Die EZB bleibt ein Freund der Aktionäre und der Feind der Zinssparer

Auf ihrer letzten Sitzung hat die EZB ihren unbedingten Willen zu weiterer geldpolitischer Lockerheit unterstrichen. Als passende Begründung müssen zunächst das lange und konjunkturverunsichernde Warten auf einen Handels-Deal zwischen den USA und China sowie der sich abzeichnende transatlantische Handelskonflikt herhalten. Hinter vorgehaltener Hand spielen aber auch Euro-Skeptizismus und Schuldenprobleme wie in Italien große Rollen, die mit viel und billigem Geld sozialverträglich gemildert werden sollen.

Konjunkturschwäche + Transatlantischer Handelskrieg = Ultralockere Geldpolitik

Die schwache Konjunkturentwicklung in der Eurozone bringt der von der Citigroup veröffentlichte Economic Surprise Index - er misst die positiven und negative Abweichungen tatsächlicher Konjunkturdaten von den Vorab-Schätzungen der Analysten - gut zum Ausdruck. Während Italien nahezu jegliche Wachstumshoffnung für 2019 aufgegeben hat, kämpft Deutschland mit der Schwäche seiner (Export-)Industrie. Laut EZB erhalten die Abwärtsrisiken durch den sich verbal zuspitzenden Handelskonflikt zwischen Amerika und der EU weiter Nahrung.

Auf die von US-Präsident Trump zuletzt angedrohten Strafzölle auf EU-Waren im Volumen von 11 Mrd. US-Dollar als „Kompensation für den Schaden, der den USA jährlich durch EU-Subventionen für den europäischen Flugzeugbauer Airbus“ entsteht, hat die EU-Kommission bereits Vergeltungszölle in noch unbekanntem Umfang angekündigt. Spätestens Ende Mai wird Trump den handelspolitischen Druck über die Androhung von Autozöllen erhöhen. Dabei wird Trump die aktuelle politische und konjunkturelle Schwäche Europas gnadenlos ausnutzen, um ein für Amerika möglichst vorteilhaftes Handelsabkommen zu erreichen.

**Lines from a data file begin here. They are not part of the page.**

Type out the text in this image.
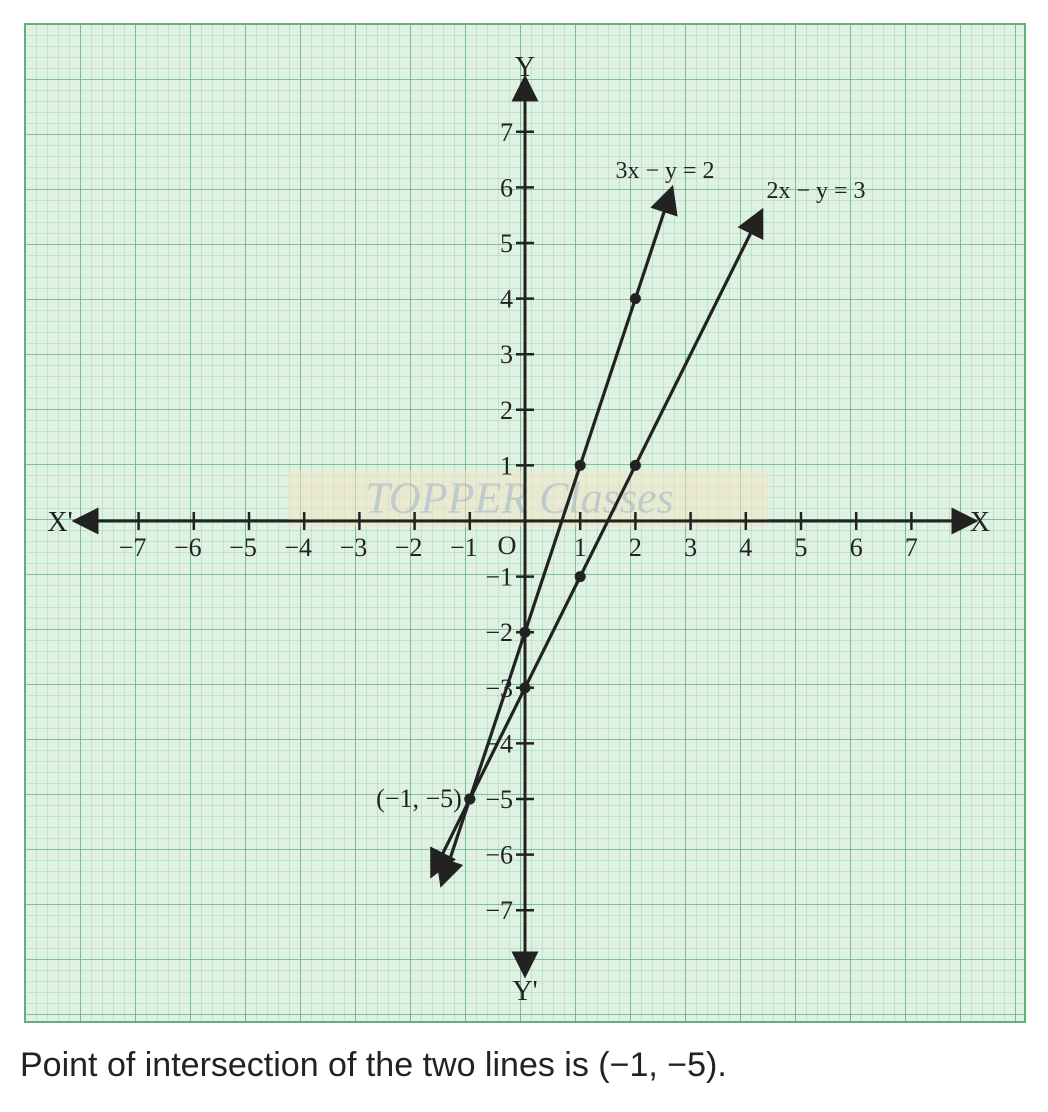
TOPPER Classes
−7 −6 −5 −4 −3 −2 −1	1 2 3 4 5 6 7
−7
−6
−5
−4
−3
−2
−1
1
2
3
4
5
6
7
O
X
X'
Y
Y'
3x − y = 2
2x − y = 3
(−1, −5)
Point of intersection of the two lines is (−1, −5).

Vor diesem Hintergrund bleiben Leitzinserhöhungen in der Eurozone reine Utopie. Wer die Zinsen nicht in guten Konjunktur-Zeiten erhöht, erhöht sie auch nicht in schlechten.

NLF - Null Leitzins Forever?

Der seit Sommer 2018 anhaltende Abwärtstrend der Inflationserwartungen in Europa geht in die Verlängerung. Da die EZB für die nächsten Monate weiter sinkende Preissteigerungen erwartet, betont sie sehr zweifelsfrei, alle verfügbaren auch unkonventionellen Instrumente einzusetzen, um Deflationstendenzen zu bekämpfen.

Grafik der Woche

Zunächst sollen die Leitzinsen gemäß EZB-Kommuniqué vorerst „mindestens bis Ende 2019 und in jedem Fall so lange wie erforderlich auf ihrem aktuellen Niveau“ bleiben. Da Rezessionsängste vor allem Kopfsache sind, will Draghi keine mental schlafenden Hunde mit noch deutlicheren Lockerungsbekundungen wecken. Dennoch, auf den Vorschlag des finnischen Zentralbankpräsidenten Olli Rehn angesprochen, die EZB solle zu einer Strategie der temporären Preisniveausteuerung übergehen, zeigte sich Draghi bemerkenswert offen. Demnach würde die EZB ihren Leitzins erst dann anheben, wenn die Inflation über einen längeren Zeitraum über zwei Prozent liegt, um so die vorherig ebenso lange Phase zu niedriger Inflation auszugleichen. Bei Anwendung dieser Strategie entledigte sich die EZB ihres bisherigen regelbasierten Zwangs, Leitzinsen bereits bei Annäherung an eine Inflation von zwei Prozent erhöhen zu müssen. Es wäre ein Gummiparagraph, der den Zeitpunkt der ersten Erhöhung zunächst mühelos um fünf Jahre verzögern würde. Doch nachdem „Zinserhöhung“ bereits während der Amtszeit Mario Draghis ein Fremdwort gewesen sein wird, dürfte auch sein Nachfolger ab November keinen restriktiven Handlungsdruck verspüren. Denn dieser wird kein Deutscher sein, um „Konjunkturrisiken wegen Bundesbank-ähnlicher Stabilitätspolitik“ unbedingt ausschließen zu können. Nullzinsen dürften zum Evergreen werden.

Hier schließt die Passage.